En fait, ces « Juifs hétérodoxes » retiennent seulement les éléments les plus critiques de cette culture anti-moderne dont ils sont imprégnés : la révolte anti-bourgeoise contre la réification des rapports sociaux, la dénonciation du capitalisme. Leur attachement au judaïsme ne repose justement pas sur le passé : ils n’ont rien de réactionnaire ou de passéiste et ne prônent assurément pas le retour pur et simple à une orthodoxie juive dont ils perçoivent les limites et l’inadéquation aux interrogations de la modernité. Ils sont, au contraire, la plupart du temps, athées et peu portés à se soumettre à une quelconque pratique rituelle, bien qu’ils soient, en un sens, fidèles à un héritage qu’ils inventent en le réactualisant. 
La religiosité juive n’est pas, en effet, pour eux une « chose du passé » ; ils y trouvent de quoi nourrir une pensée toute tournée vers l’à-venir de l’histoire, de ce qui advient et ne se déduit pas d’un simple progrès indéfini. Dès lors, on comprend pourquoi l’idée messianique constitue le pôle essentiel autour duquel gravite leurs efforts spéculatifs pour mettre au jour une culture philosophique en accord avec l’éthos insurrectionnel qui les caractérise. On sait que le Messie juif survient dans l’histoire humaine pour la bouleverser et l’accomplir, pour apporter à la fois le neuf et l’ancien, pour restaurer l’antique Israël tout en instaurant la paix universelle. 
Ainsi pour Martin Buber, l’arrivée du Messie « qui se prépare dans l’histoire » marque le temps où « le passé et l’avenir, la fin des temps et l’histoire sont liés », prend la « forme du passé absolu » tout en étant « le germe de l’avenir absolu » ; Walter Benjamin médite sur la conception juive du temps en lequel « chaque seconde était la porte étroite par laquelle le Messie pouvait entrer » pour en dégager une conception neuve de la révolution ; Gershom Scholem s’interroge sur l’idée de la « catastrophe » messianique,  « surgissement d’une transcendance au-dessus de l’histoire », comme « la projection d’un jet de lumière à partir d’une source extérieure à l’histoire » ; Franz Rosenzweig décrit et analyse la possibilité d’une temporalité où « chaque instant doit être prêt à recueillir la plénitude de l’éternité ». 

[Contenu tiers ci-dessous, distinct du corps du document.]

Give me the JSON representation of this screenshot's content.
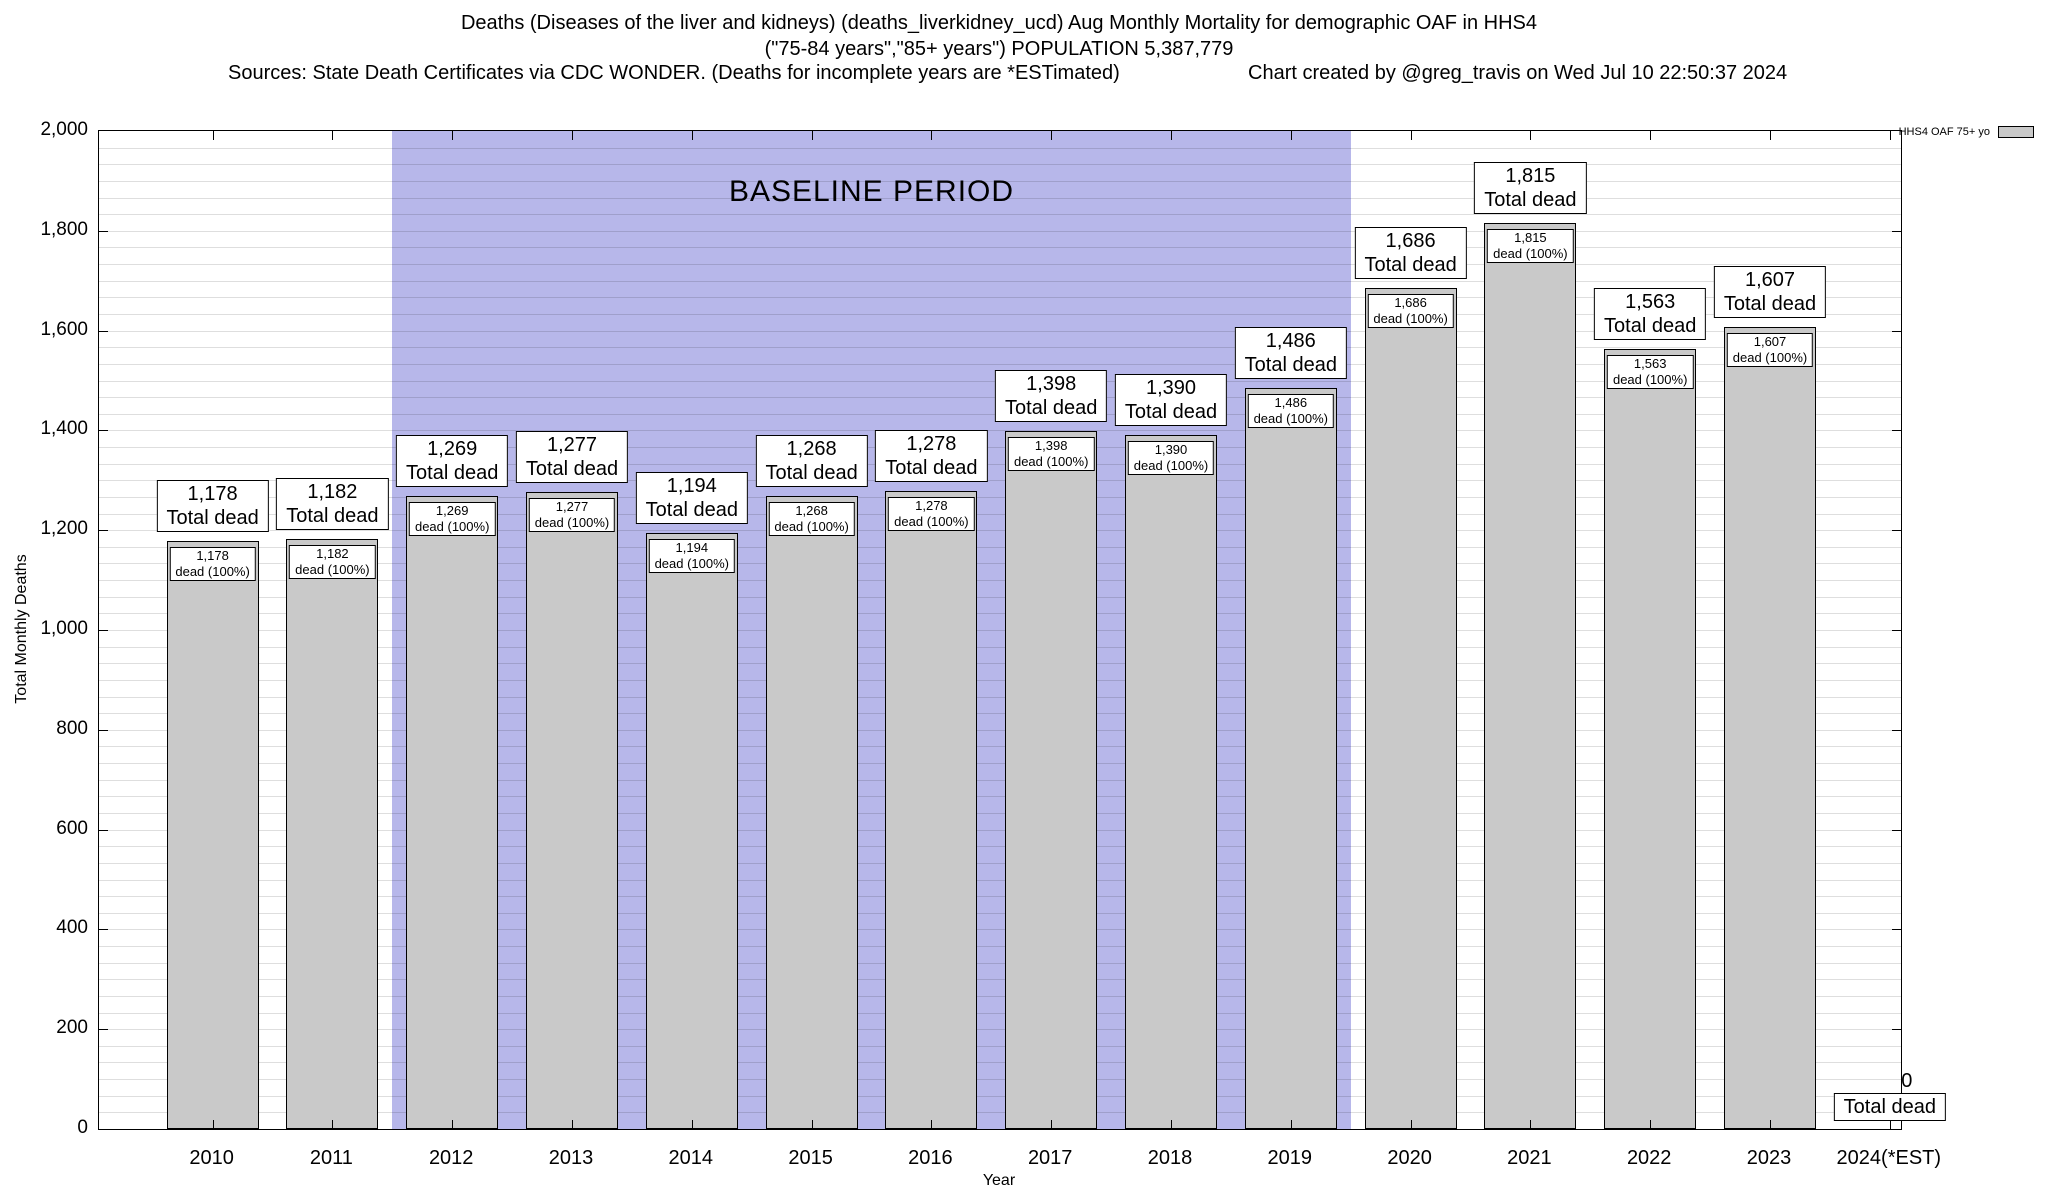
{
  "chart_data": {
    "type": "bar",
    "title": "Deaths (Diseases of the liver and kidneys) (deaths_liverkidney_ucd) Aug Monthly Mortality for demographic OAF in HHS4",
    "subtitle": "(\"75-84 years\",\"85+ years\") POPULATION 5,387,779",
    "sources_note": "Sources: State Death Certificates via CDC WONDER. (Deaths for incomplete years are *ESTimated)",
    "credit": "Chart created by @greg_travis on Wed Jul 10 22:50:37 2024",
    "xlabel": "Year",
    "ylabel": "Total Monthly Deaths",
    "ylim": [
      0,
      2000
    ],
    "ytick_interval": 200,
    "ytick_labels": [
      "0",
      "200",
      "400",
      "600",
      "800",
      "1,000",
      "1,200",
      "1,400",
      "1,600",
      "1,800",
      "2,000"
    ],
    "minor_gridline_count": 60,
    "grid": true,
    "legend": {
      "label": "HHS4 OAF 75+ yo",
      "position": "top-right",
      "swatch_color": "#c9c9c9"
    },
    "categories": [
      "2010",
      "2011",
      "2012",
      "2013",
      "2014",
      "2015",
      "2016",
      "2017",
      "2018",
      "2019",
      "2020",
      "2021",
      "2022",
      "2023",
      "2024(*EST)"
    ],
    "values": [
      1178,
      1182,
      1269,
      1277,
      1194,
      1268,
      1278,
      1398,
      1390,
      1486,
      1686,
      1815,
      1563,
      1607,
      0
    ],
    "formatted_values": [
      "1,178",
      "1,182",
      "1,269",
      "1,277",
      "1,194",
      "1,268",
      "1,278",
      "1,398",
      "1,390",
      "1,486",
      "1,686",
      "1,815",
      "1,563",
      "1,607",
      "0"
    ],
    "outer_label_line2": "Total dead",
    "inner_label_line2": "dead (100%)",
    "bar_color": "#c9c9c9",
    "baseline_region": {
      "label": "BASELINE PERIOD",
      "from_category": "2012",
      "to_category": "2019",
      "color": "#b7b7ea"
    }
  }
}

Les penseurs que rassemble le travail méticuleux de Michaël Löwy tentent, en conceptualisant ce surgissement paradoxal du Messie, de rompre ainsi avec l’idéologie progressiste qui voient l’humanité s’acheminer sans heurt ni révolution vers un monde harmonieux, ou bien avec les philosophies de l’histoire de style hégélien qui se représentent le devenir comme un procès dialectique, rationnel de part en part. Exégètes d’une parole ancienne, sans doute donnent-ils de quoi concevoir ou imaginer, pour notre temps, une neuve pensée de l’Histoire.